Entering from Thailand and in the north of the Peninsula, I took the route: Penang Island — Cameron Highlands — Kuala Lumpur — Malacca — Batu Pahat — Johor Bahru, which marks the southernmost tip of Mainland Asia, and also the south-easternmost point that can be reached solely overland from Europe. From here, I will continue my journey towards Indonesia, headed to and, for the first time on this trip, cargo-shipping the R to Borneo.
Having finished my tour through Peninsular Malaysia, I would like to share some of the pictures I took.
Night View of Penang Island, which also features George Town and Malaysia’s second biggest city. The view is South towards the airport and one of the connecting bridges to the mainland.
Beautiful tea-field sceneries around Cameron Highlands. Thanks to the fresh air, this area is a popular vacation spot for Malaysians.
Penetration with cars is quite high, however scooters and small motorbikes remain the most economical and practical means of transport for most families. This shot was taken in George Town, which is considered World Heritage for its colonial architecture.

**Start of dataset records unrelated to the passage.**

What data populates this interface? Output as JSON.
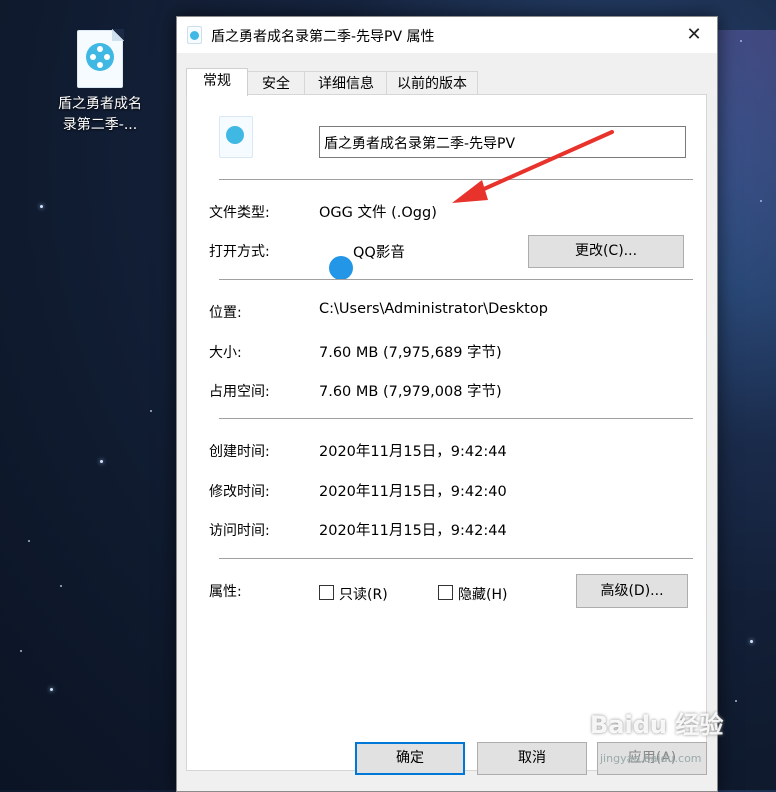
{
  "desktop": {
    "file_label": "盾之勇者成名录第二季-..."
  },
  "dialog": {
    "title": "盾之勇者成名录第二季-先导PV 属性",
    "close": "✕",
    "tabs": [
      "常规",
      "安全",
      "详细信息",
      "以前的版本"
    ],
    "file_name": "盾之勇者成名录第二季-先导PV",
    "file_type_label": "文件类型:",
    "file_type_value": "OGG 文件 (.Ogg)",
    "open_with_label": "打开方式:",
    "open_with_value": "QQ影音",
    "change_button": "更改(C)...",
    "location_label": "位置:",
    "location_value": "C:\\Users\\Administrator\\Desktop",
    "size_label": "大小:",
    "size_value": "7.60 MB (7,975,689 字节)",
    "disk_size_label": "占用空间:",
    "disk_size_value": "7.60 MB (7,979,008 字节)",
    "created_label": "创建时间:",
    "created_value": "2020年11月15日，9:42:44",
    "modified_label": "修改时间:",
    "modified_value": "2020年11月15日，9:42:40",
    "accessed_label": "访问时间:",
    "accessed_value": "2020年11月15日，9:42:44",
    "attributes_label": "属性:",
    "readonly_label": "只读(R)",
    "hidden_label": "隐藏(H)",
    "advanced_button": "高级(D)...",
    "ok_button": "确定",
    "cancel_button": "取消",
    "apply_button": "应用(A)"
  },
  "watermark": {
    "text": "Baidu 经验",
    "sub": "jingyan.baidu.com"
  },
  "colors": {
    "arrow": "#e8322c",
    "accent": "#0078d7"
  }
}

Something like home: Still connected to the Indian motorcyclist scene, I heard of some Indian friends on a Malaysia tour and got invited for some street food. On a rather short vacation themselves, they envied me for not having a time constraint of traveling in Malaysia. Fair enough.
Even if Malaysia is rather developed, waste management remains a problem like in many other South-East Asian countries. More often than not, people are simply burning their waste.
Christmas day on Langkawi Island. Thanks to the constant high temperatures, I got to take a swim in the sea.
Riding in jungle-like sceneries of Cameron Highlands.
Having reached the majestic Petronas Towers of Kuala Lumpur, taking a shot was obligatory.
New Year’s Eve at Kuala Lumpur Convention Centre. Fireworks are forbidden in the centre, so people switched to foam spray and seemed to have a lot of fun whilst making an equal mess.
A mother tries to cheer up her son on New Year’s Eve, making him pose for what she thinks was a professional photographer. Her success seemed to be partial.
Stripping down the R for a rather big service at Sunny’s Cycle in Malaysia. After more than 40 000 kms on this trip, I had to replace some of the gaskets.
Night scene with KL Tower.
Malaysian motorcycle scene. The owner of this workshop in the outskirts of Kuala Lumpur is a BMW enthusiast and has imported numerous BMW airheads from the UK.
Thanks to my host in Kuala Lumpur, an engaged teacher, I got to guest-teach English lessons at a Muslim school in Klang.
The Windmill Dutch square of history-rich Malacca is always busy.
Having come to this abandoned beach outside of Malacca, I found these kids playing and waiting for their father, who is a fisherman. My intention had been to read, which seemed impossible due to the kids’ curiousity in a foreigner. We ended up racing and building sandcastles together.
The streets of Malacca got ornamented with innumerable red lanterns for Chinese New Year, while red marks the colour of luck and prosperity.
Malacca is my favourite city of Malaysia and walking around its beautiful old town never got boring.
Malacca has a high number of Chinese tourists and the local Rickshaw drivers are adopting (or assuming) their taste, each of them with colourful ornaments with kittens and hearts while playing loud music.
This private “taxi driver” overcharged me in Port Klang. The ride in his Opel-Manta-like Malaysia-made Proton was still worth it.
Curvy roads with good tarmac around Fraser’s Hill.
Until here and no further: The southernmost tip of Mainland Asia with Singapore in the background.